Chilean writer Jorge Edwards, winner of the Cervantes Prize in 1999, close to Pablo Neruda and author of the book “Persona non grata”, in which he narrates his disenchantment with the Cuban Revolution, died on Friday in Madrid at the age of 91. In 2011 he was RFI’s guest to talk to us about the UNESCO program “Tagore, Neruda, Césaire: for a universal reconciliation”. Here you can listen to the program again.
Edwards was born in Santiago in 1931, studied at the Law School of the University of Chile and did postgraduate studies at Princeton University in the United States.
He served as a career diplomat between 1957 and 1973, in Paris, Lima and, in a destination that would mark him especially, Havana. His last ambassadorship was between 2010 and 2014, in Paris, under the first administration of the conservative Sebastián Piñera. “Today we bid farewell to a fundamental man of Chilean and Latin American literature, an intellectual who imprinted his fiber and thought in contemporary cultural activities,” said the Minister of Cultures of Chile, Jaime de Aguirre.

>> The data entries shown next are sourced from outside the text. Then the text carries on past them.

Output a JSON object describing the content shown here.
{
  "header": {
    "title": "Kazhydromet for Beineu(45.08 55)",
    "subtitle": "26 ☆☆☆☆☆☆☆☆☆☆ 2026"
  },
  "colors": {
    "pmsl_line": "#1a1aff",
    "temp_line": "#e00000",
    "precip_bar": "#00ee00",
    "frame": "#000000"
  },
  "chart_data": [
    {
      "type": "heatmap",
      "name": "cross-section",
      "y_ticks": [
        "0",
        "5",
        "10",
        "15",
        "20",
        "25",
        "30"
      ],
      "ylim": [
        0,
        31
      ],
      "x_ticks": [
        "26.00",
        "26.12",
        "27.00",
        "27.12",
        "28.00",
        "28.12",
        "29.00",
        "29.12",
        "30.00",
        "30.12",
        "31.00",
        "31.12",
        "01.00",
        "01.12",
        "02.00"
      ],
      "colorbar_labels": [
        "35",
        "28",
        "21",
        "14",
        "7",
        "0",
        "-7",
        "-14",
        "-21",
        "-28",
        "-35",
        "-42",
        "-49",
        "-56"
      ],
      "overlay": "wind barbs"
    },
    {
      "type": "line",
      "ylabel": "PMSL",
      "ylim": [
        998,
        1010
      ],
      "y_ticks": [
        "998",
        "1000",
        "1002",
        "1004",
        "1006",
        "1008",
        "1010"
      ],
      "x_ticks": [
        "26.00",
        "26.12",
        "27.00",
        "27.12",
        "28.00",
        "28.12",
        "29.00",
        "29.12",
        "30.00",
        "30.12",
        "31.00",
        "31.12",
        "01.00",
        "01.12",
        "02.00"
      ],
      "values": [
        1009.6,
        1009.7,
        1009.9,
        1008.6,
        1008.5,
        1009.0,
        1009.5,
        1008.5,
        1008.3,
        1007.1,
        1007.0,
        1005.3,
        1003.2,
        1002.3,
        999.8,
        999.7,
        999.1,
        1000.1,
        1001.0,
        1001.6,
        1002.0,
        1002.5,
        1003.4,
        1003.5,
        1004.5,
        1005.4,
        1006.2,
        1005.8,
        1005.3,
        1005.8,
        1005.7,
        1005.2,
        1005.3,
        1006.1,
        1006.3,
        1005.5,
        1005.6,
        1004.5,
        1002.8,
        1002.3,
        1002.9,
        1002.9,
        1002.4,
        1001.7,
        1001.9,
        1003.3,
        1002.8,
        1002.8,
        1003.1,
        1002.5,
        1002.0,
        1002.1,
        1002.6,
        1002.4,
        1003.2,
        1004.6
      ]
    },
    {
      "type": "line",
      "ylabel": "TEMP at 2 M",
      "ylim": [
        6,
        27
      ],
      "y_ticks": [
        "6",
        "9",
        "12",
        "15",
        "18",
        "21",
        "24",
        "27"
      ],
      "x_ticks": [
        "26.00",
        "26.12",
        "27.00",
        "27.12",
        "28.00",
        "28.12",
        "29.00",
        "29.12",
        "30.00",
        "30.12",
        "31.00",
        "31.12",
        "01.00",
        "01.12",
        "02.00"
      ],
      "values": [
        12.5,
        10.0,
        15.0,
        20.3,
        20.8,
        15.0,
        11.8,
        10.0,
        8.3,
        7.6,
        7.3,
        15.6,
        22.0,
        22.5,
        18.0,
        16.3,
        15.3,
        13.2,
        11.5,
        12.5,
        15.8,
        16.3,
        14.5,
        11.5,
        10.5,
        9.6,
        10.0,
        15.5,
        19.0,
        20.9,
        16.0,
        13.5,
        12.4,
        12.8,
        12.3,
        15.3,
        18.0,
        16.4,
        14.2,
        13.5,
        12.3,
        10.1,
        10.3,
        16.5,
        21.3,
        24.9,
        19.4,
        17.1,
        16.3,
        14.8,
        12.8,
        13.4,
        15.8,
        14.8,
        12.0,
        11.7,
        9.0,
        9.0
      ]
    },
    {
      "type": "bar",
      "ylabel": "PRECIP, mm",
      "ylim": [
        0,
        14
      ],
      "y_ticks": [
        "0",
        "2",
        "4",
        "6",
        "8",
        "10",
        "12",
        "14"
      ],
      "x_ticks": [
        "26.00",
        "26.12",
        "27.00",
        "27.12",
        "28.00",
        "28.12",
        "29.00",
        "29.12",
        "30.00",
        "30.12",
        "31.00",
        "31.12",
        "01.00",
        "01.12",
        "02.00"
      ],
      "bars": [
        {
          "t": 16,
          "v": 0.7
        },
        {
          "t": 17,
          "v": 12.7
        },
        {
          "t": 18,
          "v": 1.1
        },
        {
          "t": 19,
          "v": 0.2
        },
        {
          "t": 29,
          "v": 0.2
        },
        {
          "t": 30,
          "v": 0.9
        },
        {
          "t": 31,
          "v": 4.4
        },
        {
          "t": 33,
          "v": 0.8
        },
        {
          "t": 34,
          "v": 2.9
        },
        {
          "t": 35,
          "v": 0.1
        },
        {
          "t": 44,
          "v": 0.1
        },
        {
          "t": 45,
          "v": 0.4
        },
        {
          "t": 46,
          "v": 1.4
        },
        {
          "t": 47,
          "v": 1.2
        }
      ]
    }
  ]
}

– Critic of Cuba, friend of Neruda –
Edwards spent three months in the Cuban capital in 1971 to open the Chilean embassy on behalf of Salvador Allende’s government, one of the first to reestablish diplomatic ties with Fidel Castro’s regime. His dual role as diplomat and writer allowed Edwards to be in contact with writers from the island who told him about life on the island, a different view from the official version.